Gerhard Stratthaus MdL

Finanzminister Baden-Württemberg a. D.

Zusammenfassung

"Der Euro war und ist ein politisches Projekt"

Zunächst erläuterte Gerhard Stratthaus die wirtschaftshistorischen Entwicklung von der Nachkriegszeit bis zur Wiedervereinigung, um zu zeigen, dass der Euro ein politisches Projekt sei. Unter den Eindrücken der Zerstörung, die der Nationalsozialismus und der Zweite Weltkrieg über Europa gebracht hatten, wollten die westlichen Siegermächte ein wirtschaftliches Wiedererstarken Deutschlands verhindern. Mit Beginn des Kalten Krieges und den zunehmenden Konflikten zwischen den Supermächten USA und UdSSR änderte sich dies und mit einem mächtigen Westdeutschland sollte der sowjetische Einflussbereich begrenzt werden.
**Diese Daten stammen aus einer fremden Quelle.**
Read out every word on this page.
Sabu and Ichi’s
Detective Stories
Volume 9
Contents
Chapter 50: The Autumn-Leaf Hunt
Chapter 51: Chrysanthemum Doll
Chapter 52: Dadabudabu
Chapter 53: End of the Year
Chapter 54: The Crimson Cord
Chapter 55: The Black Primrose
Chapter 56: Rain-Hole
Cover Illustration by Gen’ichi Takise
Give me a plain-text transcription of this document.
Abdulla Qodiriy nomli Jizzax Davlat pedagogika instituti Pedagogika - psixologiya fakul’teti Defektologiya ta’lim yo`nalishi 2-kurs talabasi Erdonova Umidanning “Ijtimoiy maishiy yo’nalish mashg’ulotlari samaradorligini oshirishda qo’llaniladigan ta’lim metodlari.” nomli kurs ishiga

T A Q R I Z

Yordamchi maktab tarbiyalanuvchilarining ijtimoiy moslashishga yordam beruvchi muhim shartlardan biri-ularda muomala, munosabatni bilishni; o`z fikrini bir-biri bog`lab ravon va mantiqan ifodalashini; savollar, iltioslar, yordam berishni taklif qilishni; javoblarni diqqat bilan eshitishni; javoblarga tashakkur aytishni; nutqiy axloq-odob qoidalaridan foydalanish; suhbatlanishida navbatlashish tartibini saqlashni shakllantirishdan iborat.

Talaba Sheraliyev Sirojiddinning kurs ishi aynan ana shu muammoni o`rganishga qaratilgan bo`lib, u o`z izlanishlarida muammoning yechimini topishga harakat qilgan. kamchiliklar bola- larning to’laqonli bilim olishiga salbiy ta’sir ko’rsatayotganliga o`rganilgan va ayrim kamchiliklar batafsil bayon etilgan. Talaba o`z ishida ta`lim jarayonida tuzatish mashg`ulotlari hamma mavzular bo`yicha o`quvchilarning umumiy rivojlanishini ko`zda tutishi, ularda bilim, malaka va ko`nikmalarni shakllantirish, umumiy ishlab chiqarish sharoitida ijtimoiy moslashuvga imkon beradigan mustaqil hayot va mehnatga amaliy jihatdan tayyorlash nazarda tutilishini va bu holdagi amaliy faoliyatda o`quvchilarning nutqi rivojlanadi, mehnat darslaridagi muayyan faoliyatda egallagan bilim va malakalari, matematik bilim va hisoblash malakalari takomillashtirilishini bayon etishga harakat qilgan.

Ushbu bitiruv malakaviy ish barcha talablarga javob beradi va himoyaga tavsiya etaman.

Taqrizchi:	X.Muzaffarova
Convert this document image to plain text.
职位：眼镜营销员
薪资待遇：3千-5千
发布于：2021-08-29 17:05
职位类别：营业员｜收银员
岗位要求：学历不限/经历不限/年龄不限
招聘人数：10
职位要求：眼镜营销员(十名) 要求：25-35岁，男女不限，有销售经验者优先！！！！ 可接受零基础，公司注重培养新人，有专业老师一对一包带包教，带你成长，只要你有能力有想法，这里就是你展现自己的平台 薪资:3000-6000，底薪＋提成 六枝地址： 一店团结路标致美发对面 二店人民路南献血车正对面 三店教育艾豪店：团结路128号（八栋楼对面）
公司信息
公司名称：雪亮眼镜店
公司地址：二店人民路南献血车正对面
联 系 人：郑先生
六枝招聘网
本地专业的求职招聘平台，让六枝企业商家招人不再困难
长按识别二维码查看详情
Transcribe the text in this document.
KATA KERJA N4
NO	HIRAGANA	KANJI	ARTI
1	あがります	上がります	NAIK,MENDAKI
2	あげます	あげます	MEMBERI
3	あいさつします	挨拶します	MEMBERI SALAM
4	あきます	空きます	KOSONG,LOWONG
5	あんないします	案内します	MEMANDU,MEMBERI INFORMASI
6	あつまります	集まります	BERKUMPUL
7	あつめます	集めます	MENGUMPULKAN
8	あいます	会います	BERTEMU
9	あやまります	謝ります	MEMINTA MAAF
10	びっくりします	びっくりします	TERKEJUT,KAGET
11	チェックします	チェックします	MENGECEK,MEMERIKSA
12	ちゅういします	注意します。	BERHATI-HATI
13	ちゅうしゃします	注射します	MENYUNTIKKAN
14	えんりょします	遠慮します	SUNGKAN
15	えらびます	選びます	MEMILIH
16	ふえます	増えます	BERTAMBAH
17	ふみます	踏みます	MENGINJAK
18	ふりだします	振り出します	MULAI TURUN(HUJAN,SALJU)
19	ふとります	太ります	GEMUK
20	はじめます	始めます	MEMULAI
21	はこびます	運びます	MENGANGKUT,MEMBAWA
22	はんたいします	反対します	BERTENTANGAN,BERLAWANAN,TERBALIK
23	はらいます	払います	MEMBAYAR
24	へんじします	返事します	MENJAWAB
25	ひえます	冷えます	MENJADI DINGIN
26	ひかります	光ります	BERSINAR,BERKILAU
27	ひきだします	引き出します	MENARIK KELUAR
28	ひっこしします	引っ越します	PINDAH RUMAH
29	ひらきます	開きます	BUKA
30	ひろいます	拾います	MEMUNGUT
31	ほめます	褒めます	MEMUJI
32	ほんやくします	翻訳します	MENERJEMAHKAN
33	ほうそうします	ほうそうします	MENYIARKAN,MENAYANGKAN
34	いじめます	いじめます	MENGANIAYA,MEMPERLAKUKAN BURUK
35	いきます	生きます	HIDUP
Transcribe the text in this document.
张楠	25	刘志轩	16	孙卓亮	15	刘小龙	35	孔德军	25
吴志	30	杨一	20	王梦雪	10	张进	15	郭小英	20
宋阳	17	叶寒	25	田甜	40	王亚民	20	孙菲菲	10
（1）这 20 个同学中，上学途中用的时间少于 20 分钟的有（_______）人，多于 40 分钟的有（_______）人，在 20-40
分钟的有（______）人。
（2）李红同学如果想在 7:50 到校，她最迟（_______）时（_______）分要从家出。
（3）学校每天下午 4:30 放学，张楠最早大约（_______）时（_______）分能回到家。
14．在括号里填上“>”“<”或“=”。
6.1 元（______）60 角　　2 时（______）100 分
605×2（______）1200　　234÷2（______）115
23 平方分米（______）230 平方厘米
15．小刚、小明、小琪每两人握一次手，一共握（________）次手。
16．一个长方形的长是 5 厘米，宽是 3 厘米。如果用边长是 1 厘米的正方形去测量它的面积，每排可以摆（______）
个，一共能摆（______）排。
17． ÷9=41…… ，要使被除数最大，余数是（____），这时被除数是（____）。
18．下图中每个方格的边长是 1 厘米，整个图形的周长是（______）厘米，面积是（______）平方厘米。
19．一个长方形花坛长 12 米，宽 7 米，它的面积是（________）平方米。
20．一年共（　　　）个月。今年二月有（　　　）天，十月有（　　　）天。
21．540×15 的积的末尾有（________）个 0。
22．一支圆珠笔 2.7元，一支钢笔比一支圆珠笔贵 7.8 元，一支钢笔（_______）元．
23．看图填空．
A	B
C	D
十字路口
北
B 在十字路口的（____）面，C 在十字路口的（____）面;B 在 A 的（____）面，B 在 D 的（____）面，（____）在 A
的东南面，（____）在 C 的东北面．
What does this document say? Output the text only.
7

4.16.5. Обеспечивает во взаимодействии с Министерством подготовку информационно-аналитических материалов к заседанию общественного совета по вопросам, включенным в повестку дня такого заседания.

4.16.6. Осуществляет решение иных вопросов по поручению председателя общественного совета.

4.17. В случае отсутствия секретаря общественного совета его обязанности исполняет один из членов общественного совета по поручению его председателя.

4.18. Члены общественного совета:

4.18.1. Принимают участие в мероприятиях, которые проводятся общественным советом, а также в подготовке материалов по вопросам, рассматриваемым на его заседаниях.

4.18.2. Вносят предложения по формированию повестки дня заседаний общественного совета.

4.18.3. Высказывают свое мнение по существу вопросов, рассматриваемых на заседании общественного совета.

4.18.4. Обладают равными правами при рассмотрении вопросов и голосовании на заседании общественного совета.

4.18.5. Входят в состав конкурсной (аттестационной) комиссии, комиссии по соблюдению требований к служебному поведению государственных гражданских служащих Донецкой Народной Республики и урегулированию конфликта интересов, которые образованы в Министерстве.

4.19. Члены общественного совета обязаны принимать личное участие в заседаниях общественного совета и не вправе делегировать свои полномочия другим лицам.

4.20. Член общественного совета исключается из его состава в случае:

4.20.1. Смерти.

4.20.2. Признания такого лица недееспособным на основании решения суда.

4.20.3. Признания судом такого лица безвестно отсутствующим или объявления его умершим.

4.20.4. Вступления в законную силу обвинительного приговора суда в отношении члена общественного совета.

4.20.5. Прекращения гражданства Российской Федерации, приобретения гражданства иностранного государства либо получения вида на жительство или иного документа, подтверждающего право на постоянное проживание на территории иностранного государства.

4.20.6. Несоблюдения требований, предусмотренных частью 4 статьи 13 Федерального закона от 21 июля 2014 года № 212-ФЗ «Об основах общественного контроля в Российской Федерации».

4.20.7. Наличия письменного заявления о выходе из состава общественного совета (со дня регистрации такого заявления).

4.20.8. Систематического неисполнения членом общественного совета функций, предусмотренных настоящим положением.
So wurde beispielsweise durch den Marshallplan der Wiederaufbau gefördert, allerdings bei einer gleichzeitigen wirtschaftlichen Integration, die in der Montanunion vorangetrieben wurde. Deutschland durfte also ökonomisch wiedererstarken, aber nur eingebunden in eine europäische Lösung. Bei der Überzeugungsarbeit für die deutsche Wiedervereinigung 1989, so Stratthaus, spielte somit die Einführung des Euro eine bedeutende Rolle.

"Der Euro sollte Europa einen – aktuell droht er Europa zu spalten!"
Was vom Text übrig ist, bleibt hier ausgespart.